The hexagonal bottle represents the six Japanese botanicals that define Roku's character, each harvested at its peak season. It's a concept deeply rooted in Japanese philosophy — the idea that ingredients have an optimal moment, and a craftsperson's job is to honour that moment.
The Distillery
Roku is produced by Suntory, a company whose reputation for meticulous spirit-making spans over a century. The gin is made at the Osaka Works, where each of the six Japanese botanicals — sakura flower, sakura leaf, sencha tea, gyokuro tea, sansho pepper, and yuzu peel — is distilled separately using the still best suited to extracting its character. Some are processed in pot stills, others in stainless steel vacuum stills that preserve heat-sensitive aromatics. The individual distillates are then blended with the base gin, which uses eight traditional botanicals.
This multi-distillation approach is characteristically Suntory — methodical, patient, and driven by the belief that precision in process leads to harmony in the glass. It's the same philosophy that made Yamazaki and Hibiki benchmarks in whisky.
Tasting
The nose opens with cherry blossom — delicate, almost ephemeral, like the real thing in late March. Yuzu zest follows, bright and distinctly different from Western citrus, carrying that characteristic combination of grapefruit, mandarin, and lemon that makes yuzu so singular. Green tea provides freshness, while juniper sits in a supporting role, present but never pushy. A background note of cinnamon adds just enough warmth to give the nose structure.
On the palate, Roku reveals its depth. Sakura sweetness leads — not sugary, but the soft, almost almond-like sweetness of cherry blossom. Sencha tea introduces a clean astringency that prevents the gin from becoming cloying, while yuzu brightness keeps the citrus dimension alive and vivid. Mid-palate, sansho pepper arrives with its distinctive numbing tingle — closer to Sichuan pepper than black pepper, it adds a textural dimension that's genuinely unusual in gin.
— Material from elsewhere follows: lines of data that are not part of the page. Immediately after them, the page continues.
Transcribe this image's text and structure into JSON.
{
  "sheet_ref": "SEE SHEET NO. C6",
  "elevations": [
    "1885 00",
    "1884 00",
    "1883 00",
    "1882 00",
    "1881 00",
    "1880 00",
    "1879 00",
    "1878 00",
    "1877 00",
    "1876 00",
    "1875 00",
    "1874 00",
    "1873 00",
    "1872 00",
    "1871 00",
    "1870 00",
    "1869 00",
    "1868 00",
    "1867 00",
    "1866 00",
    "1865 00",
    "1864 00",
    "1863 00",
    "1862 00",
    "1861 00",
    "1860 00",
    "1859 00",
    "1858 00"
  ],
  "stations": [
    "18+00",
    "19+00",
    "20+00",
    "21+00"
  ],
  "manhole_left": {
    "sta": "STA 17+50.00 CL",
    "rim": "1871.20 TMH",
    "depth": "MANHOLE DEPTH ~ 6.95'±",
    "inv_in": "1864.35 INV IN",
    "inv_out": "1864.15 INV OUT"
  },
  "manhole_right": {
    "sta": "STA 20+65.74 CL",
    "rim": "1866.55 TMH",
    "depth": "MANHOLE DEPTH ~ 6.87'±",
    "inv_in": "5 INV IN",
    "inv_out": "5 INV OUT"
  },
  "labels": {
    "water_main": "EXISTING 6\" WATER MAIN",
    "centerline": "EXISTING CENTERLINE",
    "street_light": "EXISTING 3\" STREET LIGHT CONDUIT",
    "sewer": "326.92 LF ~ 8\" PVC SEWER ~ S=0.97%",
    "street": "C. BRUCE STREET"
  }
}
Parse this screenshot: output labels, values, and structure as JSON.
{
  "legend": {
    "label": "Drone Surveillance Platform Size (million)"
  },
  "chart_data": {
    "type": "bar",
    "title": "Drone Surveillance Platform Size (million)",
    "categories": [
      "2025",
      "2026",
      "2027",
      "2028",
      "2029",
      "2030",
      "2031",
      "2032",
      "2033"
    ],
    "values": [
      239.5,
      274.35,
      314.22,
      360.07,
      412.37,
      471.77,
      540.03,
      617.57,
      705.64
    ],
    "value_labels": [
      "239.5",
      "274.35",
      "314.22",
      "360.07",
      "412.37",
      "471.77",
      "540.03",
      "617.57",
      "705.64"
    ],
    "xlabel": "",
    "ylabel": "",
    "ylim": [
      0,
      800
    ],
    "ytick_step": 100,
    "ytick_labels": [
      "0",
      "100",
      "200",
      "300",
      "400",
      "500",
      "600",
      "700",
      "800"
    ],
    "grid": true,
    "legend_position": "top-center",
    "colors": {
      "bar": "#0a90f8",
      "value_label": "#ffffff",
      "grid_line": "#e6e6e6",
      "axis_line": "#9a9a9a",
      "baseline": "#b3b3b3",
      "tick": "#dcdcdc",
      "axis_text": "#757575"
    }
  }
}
Throughout, a sturdy core of juniper and coriander ensures this reads unmistakably as gin.
The finish is medium-long, with sansho pepper warmth carrying through alongside green tea dryness and a delicate yuzu echo. It's clean, composed, and leaves you wanting more — which, at 43%, is easy to do.
How to Drink It
The Japanese way — a Roku highball with quality tonic, plenty of ice, and a thin slice of fresh ginger — is genuinely the best way to drink this. The ginger picks up the sansho pepper's spice and amplifies it beautifully. Fever-Tree Japanese Yuzu Tonic is the obvious pairing and it works, though a clean Indian tonic is equally good.
In cocktails, Roku is exceptional in a Gimlet where the yuzu character plays off the lime juice. It also makes a refined Martini — the tea notes add a savoury quality that pairs wonderfully with a dry vermouth like Noilly Prat. I'd avoid overly sweet or fruit-heavy cocktails, which would steamroll the delicate Japanese botanicals.
The Bottom Line
Roku earns its 8 through elegance and value. At $28, it offers a level of craftsmanship and botanical interest that most gins can't match at twice the price. It's a gin that rewards thoughtful drinking — the kind of bottle that makes you slow down and notice what's happening in the glass. For anyone curious about Japanese spirits beyond whisky, Roku is the perfect entry point. For gin enthusiasts, it's simply a beautifully made bottle that deserves a permanent place on the shelf.